就像孩子会在听到脚步声时,着急忙慌藏起发呆时瞎画的画,刚写的日记,做错的题

时镜扒著扶手到了三楼。

郭老头在三楼楼梯口建了个门,紧闭着的门,门楣上还有个小横幅:【天道酬勤】。

木门上刻着两条跃出水面的鱼。

大概寓意著鲤鱼跃龙门。

她轻轻推开门。

没有声音。

看样子门质量很好。

自缝隙里透出些许微光。

时镜将门推得更开一些,看到了门内场景。

这是个很空旷的房间,郭老头将三个屋子打通成一个屋子,内有一面墙的书架,到处堆著书。

书架、柜子、书案等等,全是成套的黄花梨木的。

桌上放著的笔墨纸砚,皆是品质不错的。

这里的一切,都与楼下客栈的陈旧朴陋格格不入。

发牌:“老头是真的对郭崇寄予厚望,样样都给好的,甚至超出能力的好。”

时镜走到最左边,那里有张供桌,上头供著一牌位:

祖父郭富之灵位。

所以爷爷郭富其实已经死了。

时镜回忆起那股烧焦味甚至还是被烧死的。

发牌:“郭崇烧死了他爷爷?”

时镜摇了摇头。

“不一定。
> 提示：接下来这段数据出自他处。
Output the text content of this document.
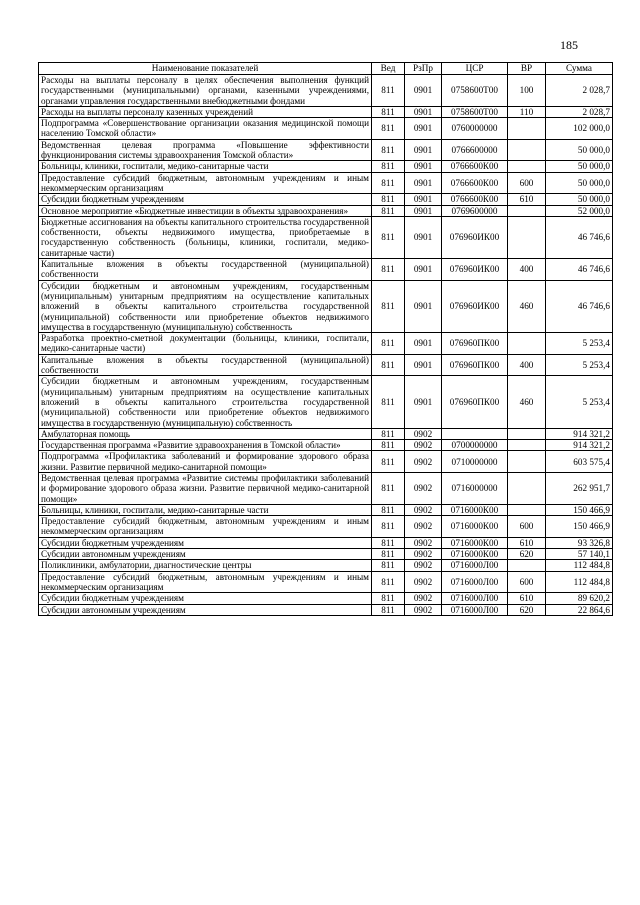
185
Наименование показателей	Вед	РзПр	ЦСР	ВР	Сумма
Расходы на выплаты персоналу в целях обеспечения выполнения функций государственными (муниципальными) органами, казенными учреждениями, органами управления государственными внебюджетными фондами	811	0901	0758600Т00	100	2 028,7
Расходы на выплаты персоналу казенных учреждений	811	0901	0758600Т00	110	2 028,7
Подпрограмма «Совершенствование организации оказания медицинской помощи населению Томской области»	811	0901	0760000000		102 000,0
Ведомственная целевая программа «Повышение эффективности функционирования системы здравоохранения Томской области»	811	0901	0766600000		50 000,0
Больницы, клиники, госпитали, медико-санитарные части	811	0901	0766600К00		50 000,0
Предоставление субсидий бюджетным, автономным учреждениям и иным некоммерческим организациям	811	0901	0766600К00	600	50 000,0
Субсидии бюджетным учреждениям	811	0901	0766600К00	610	50 000,0
Основное мероприятие «Бюджетные инвестиции в объекты здравоохранения»	811	0901	0769600000		52 000,0
Бюджетные ассигнования на объекты капитального строительства государственной собственности, объекты недвижимого имущества, приобретаемые в государственную собственность (больницы, клиники, госпитали, медико-санитарные части)	811	0901	076960ИК00		46 746,6
Капитальные вложения в объекты государственной (муниципальной) собственности	811	0901	076960ИК00	400	46 746,6
Субсидии бюджетным и автономным учреждениям, государственным (муниципальным) унитарным предприятиям на осуществление капитальных вложений в объекты капитального строительства государственной (муниципальной) собственности или приобретение объектов недвижимого имущества в государственную (муниципальную) собственность	811	0901	076960ИК00	460	46 746,6
Разработка проектно-сметной документации (больницы, клиники, госпитали, медико-санитарные части)	811	0901	076960ПК00		5 253,4
Капитальные вложения в объекты государственной (муниципальной) собственности	811	0901	076960ПК00	400	5 253,4
Субсидии бюджетным и автономным учреждениям, государственным (муниципальным) унитарным предприятиям на осуществление капитальных вложений в объекты капитального строительства государственной (муниципальной) собственности или приобретение объектов недвижимого имущества в государственную (муниципальную) собственность	811	0901	076960ПК00	460	5 253,4
Амбулаторная помощь	811	0902			914 321,2
Государственная программа «Развитие здравоохранения в Томской области»	811	0902	0700000000		914 321,2
Подпрограмма «Профилактика заболеваний и формирование здорового образа жизни. Развитие первичной медико-санитарной помощи»	811	0902	0710000000		603 575,4
Ведомственная целевая программа «Развитие системы профилактики заболеваний и формирование здорового образа жизни. Развитие первичной медико-санитарной помощи»	811	0902	0716000000		262 951,7
Больницы, клиники, госпитали, медико-санитарные части	811	0902	0716000К00		150 466,9
Предоставление субсидий бюджетным, автономным учреждениям и иным некоммерческим организациям	811	0902	0716000К00	600	150 466,9
Субсидии бюджетным учреждениям	811	0902	0716000К00	610	93 326,8
Субсидии автономным учреждениям	811	0902	0716000К00	620	57 140,1
Поликлиники, амбулатории, диагностические центры	811	0902	0716000Л00		112 484,8
Предоставление субсидий бюджетным, автономным учреждениям и иным некоммерческим организациям	811	0902	0716000Л00	600	112 484,8
Субсидии бюджетным учреждениям	811	0902	0716000Л00	610	89 620,2
Субсидии автономным учреждениям	811	0902	0716000Л00	620	22 864,6
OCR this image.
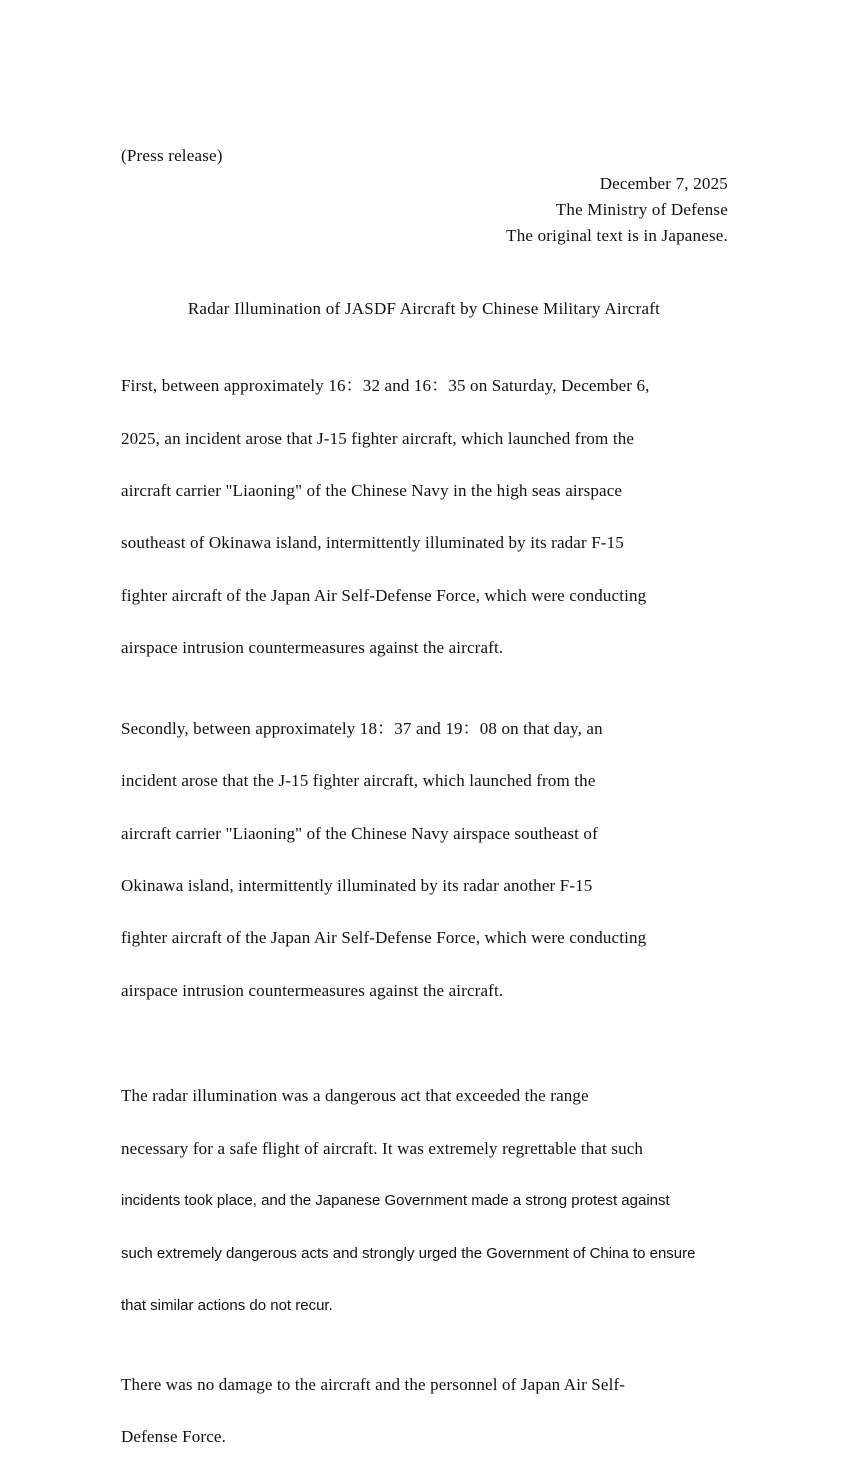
(Press release)
December 7, 2025
The Ministry of Defense
The original text is in Japanese.
Radar Illumination of JASDF Aircraft by Chinese Military Aircraft

First, between approximately 16：32 and 16：35 on Saturday, December 6,

2025, an incident arose that J-15 fighter aircraft, which launched from the

aircraft carrier "Liaoning" of the Chinese Navy in the high seas airspace

southeast of Okinawa island, intermittently illuminated by its radar F-15

fighter aircraft of the Japan Air Self-Defense Force, which were conducting

airspace intrusion countermeasures against the aircraft.

Secondly, between approximately 18：37 and 19：08 on that day, an

incident arose that the J-15 fighter aircraft, which launched from the

aircraft carrier "Liaoning" of the Chinese Navy airspace southeast of

Okinawa island, intermittently illuminated by its radar another F-15

fighter aircraft of the Japan Air Self-Defense Force, which were conducting

airspace intrusion countermeasures against the aircraft.

The radar illumination was a dangerous act that exceeded the range

necessary for a safe flight of aircraft. It was extremely regrettable that such

incidents took place, and the Japanese Government made a strong protest against

such extremely dangerous acts and strongly urged the Government of China to ensure

that similar actions do not recur.

There was no damage to the aircraft and the personnel of Japan Air Self-

Defense Force.
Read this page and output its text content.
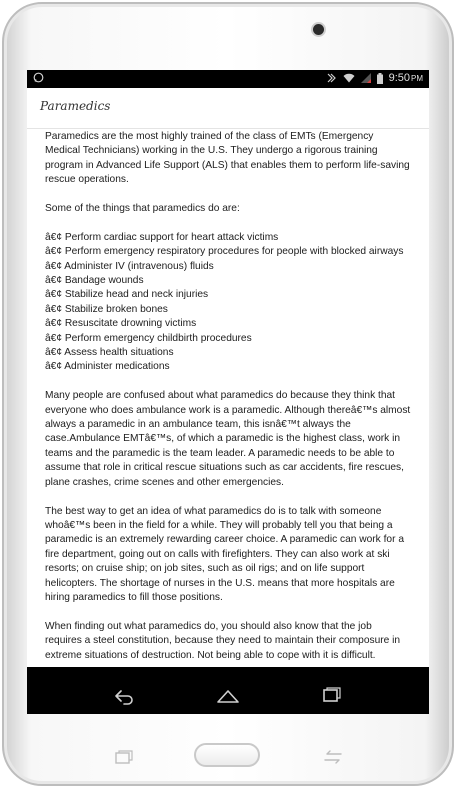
9:50PM
Paramedics

Paramedics are the most highly trained of the class of EMTs (Emergency Medical Technicians) working in the U.S. They undergo a rigorous training program in Advanced Life Support (ALS) that enables them to perform life-saving rescue operations.

Some of the things that paramedics do are:

â€¢ Perform cardiac support for heart attack victims
â€¢ Perform emergency respiratory procedures for people with blocked airways
â€¢ Administer IV (intravenous) fluids
â€¢ Bandage wounds
â€¢ Stabilize head and neck injuries
â€¢ Stabilize broken bones
â€¢ Resuscitate drowning victims
â€¢ Perform emergency childbirth procedures
â€¢ Assess health situations
â€¢ Administer medications

Many people are confused about what paramedics do because they think that everyone who does ambulance work is a paramedic. Although thereâ€™s almost always a paramedic in an ambulance team, this isnâ€™t always the case.Ambulance EMTâ€™s, of which a paramedic is the highest class, work in teams and the paramedic is the team leader. A paramedic needs to be able to assume that role in critical rescue situations such as car accidents, fire rescues, plane crashes, crime scenes and other emergencies.

The best way to get an idea of what paramedics do is to talk with someone whoâ€™s been in the field for a while. They will probably tell you that being a paramedic is an extremely rewarding career choice. A paramedic can work for a fire department, going out on calls with firefighters. They can also work at ski resorts; on cruise ship; on job sites, such as oil rigs; and on life support helicopters. The shortage of nurses in the U.S. means that more hospitals are hiring paramedics to fill those positions.

When finding out what paramedics do, you should also know that the job requires a steel constitution, because they need to maintain their composure in extreme situations of destruction. Not being able to cope with it is difficult.
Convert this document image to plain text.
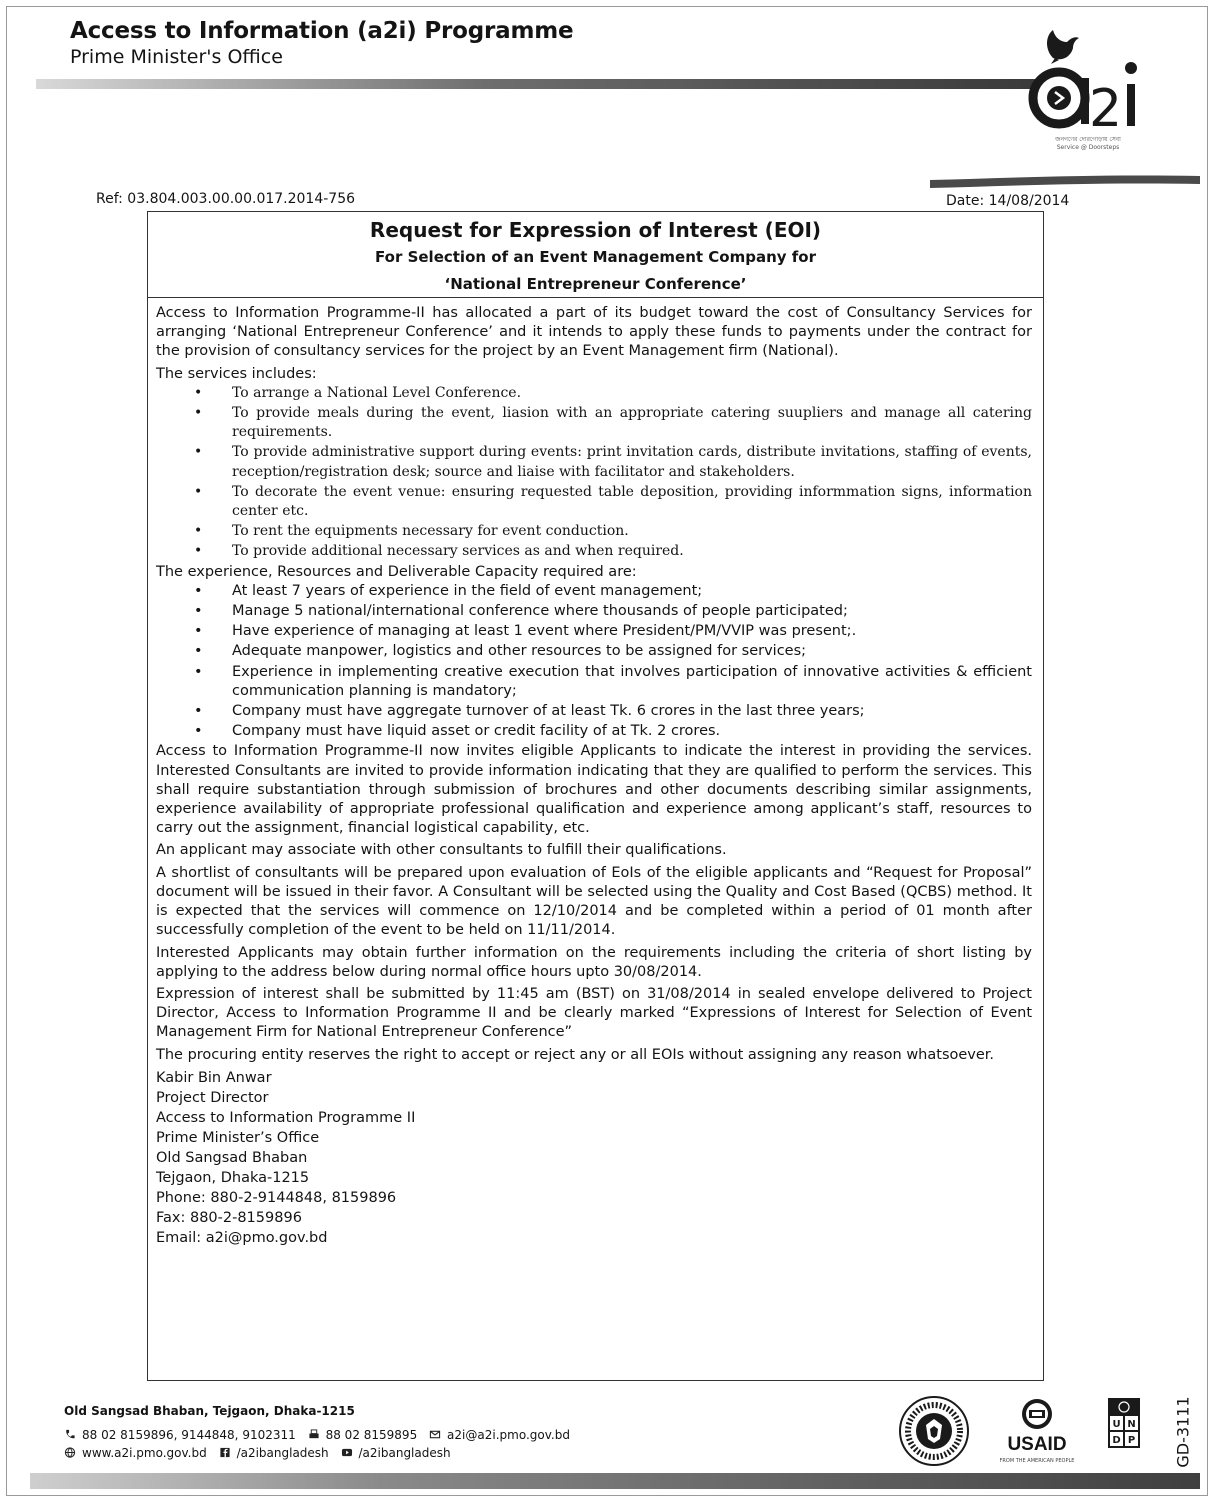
Access to Information (a2i) Programme
Prime Minister's Office
2
জনগণের দোরগোড়ায় সেবা
Service @ Doorsteps
Ref: 03.804.003.00.00.017.2014-756	Date: 14/08/2014
Request for Expression of Interest (EOI)
For Selection of an Event Management Company for
‘National Entrepreneur Conference’

Access to Information Programme-II has allocated a part of its budget toward the cost of Consultancy Services for arranging ‘National Entrepreneur Conference’ and it intends to apply these funds to payments under the contract for the provision of consultancy services for the project by an Event Management firm (National).

The services includes:

• To arrange a National Level Conference.
• To provide meals during the event, liasion with an appropriate catering suupliers and manage all catering requirements.
• To provide administrative support during events: print invitation cards, distribute invitations, staffing of events, reception/registration desk; source and liaise with facilitator and stakeholders.
• To decorate the event venue: ensuring requested table deposition, providing informmation signs, information center etc.
• To rent the equipments necessary for event conduction.
• To provide additional necessary services as and when required.

The experience, Resources and Deliverable Capacity required are:

• At least 7 years of experience in the field of event management;
• Manage 5 national/international conference where thousands of people participated;
• Have experience of managing at least 1 event where President/PM/VVIP was present;.
• Adequate manpower, logistics and other resources to be assigned for services;
• Experience in implementing creative execution that involves participation of innovative activities & efficient communication planning is mandatory;
• Company must have aggregate turnover of at least Tk. 6 crores in the last three years;
• Company must have liquid asset or credit facility of at Tk. 2 crores.

Access to Information Programme-II now invites eligible Applicants to indicate the interest in providing the services. Interested Consultants are invited to provide information indicating that they are qualified to perform the services. This shall require substantiation through submission of brochures and other documents describing similar assignments, experience availability of appropriate professional qualification and experience among applicant’s staff, resources to carry out the assignment, financial logistical capability, etc.

An applicant may associate with other consultants to fulfill their qualifications.

A shortlist of consultants will be prepared upon evaluation of EoIs of the eligible applicants and “Request for Proposal” document will be issued in their favor. A Consultant will be selected using the Quality and Cost Based (QCBS) method. It is expected that the services will commence on 12/10/2014 and be completed within a period of 01 month after successfully completion of the event to be held on 11/11/2014.

Interested Applicants may obtain further information on the requirements including the criteria of short listing by applying to the address below during normal office hours upto 30/08/2014.

Expression of interest shall be submitted by 11:45 am (BST) on 31/08/2014 in sealed envelope delivered to Project Director, Access to Information Programme II and be clearly marked “Expressions of Interest for Selection of Event Management Firm for National Entrepreneur Conference”

The procuring entity reserves the right to accept or reject any or all EOIs without assigning any reason whatsoever.

Kabir Bin Anwar
Project Director
Access to Information Programme II
Prime Minister’s Office
Old Sangsad Bhaban
Tejgaon, Dhaka-1215
Phone: 880-2-9144848, 8159896
Fax: 880-2-8159896
Email: a2i@pmo.gov.bd
Old Sangsad Bhaban, Tejgaon, Dhaka-1215
88 02 8159896, 9144848, 9102311 88 02 8159895 a2i@a2i.pmo.gov.bd
www.a2i.pmo.gov.bd /a2ibangladesh /a2ibangladesh	USAID
FROM THE AMERICAN PEOPLE
U N
D P GD-3111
”

桌上摊开的几本书,正是不久前背的。

其中硕鼠那页,页角卷起,就像主人曾在这页停留过多次。

相比较其他则并无这般情况,甚至书页都很簇新整洁,可见主人珍惜。

“硕鼠”时镜看着文字。

硕鼠硕鼠,无食我黍!

三岁贯女,莫我肯顾。

逝将去女,适彼乐土。

乐土乐土,爰得我所。

(大老鼠啊大老鼠,别再吃我的黄黍!多年辛苦养活你,你却对我不照顾。我发誓要离开你,去往那片安乐土。安乐土啊安乐土,那里才是我的归宿。)

一首讽刺剥削者贪婪无情的诗。

爷爷郭富对郭崇的掌控、逼迫、以爱为名的索取,何尝不是另一种“食我黍”的剥削?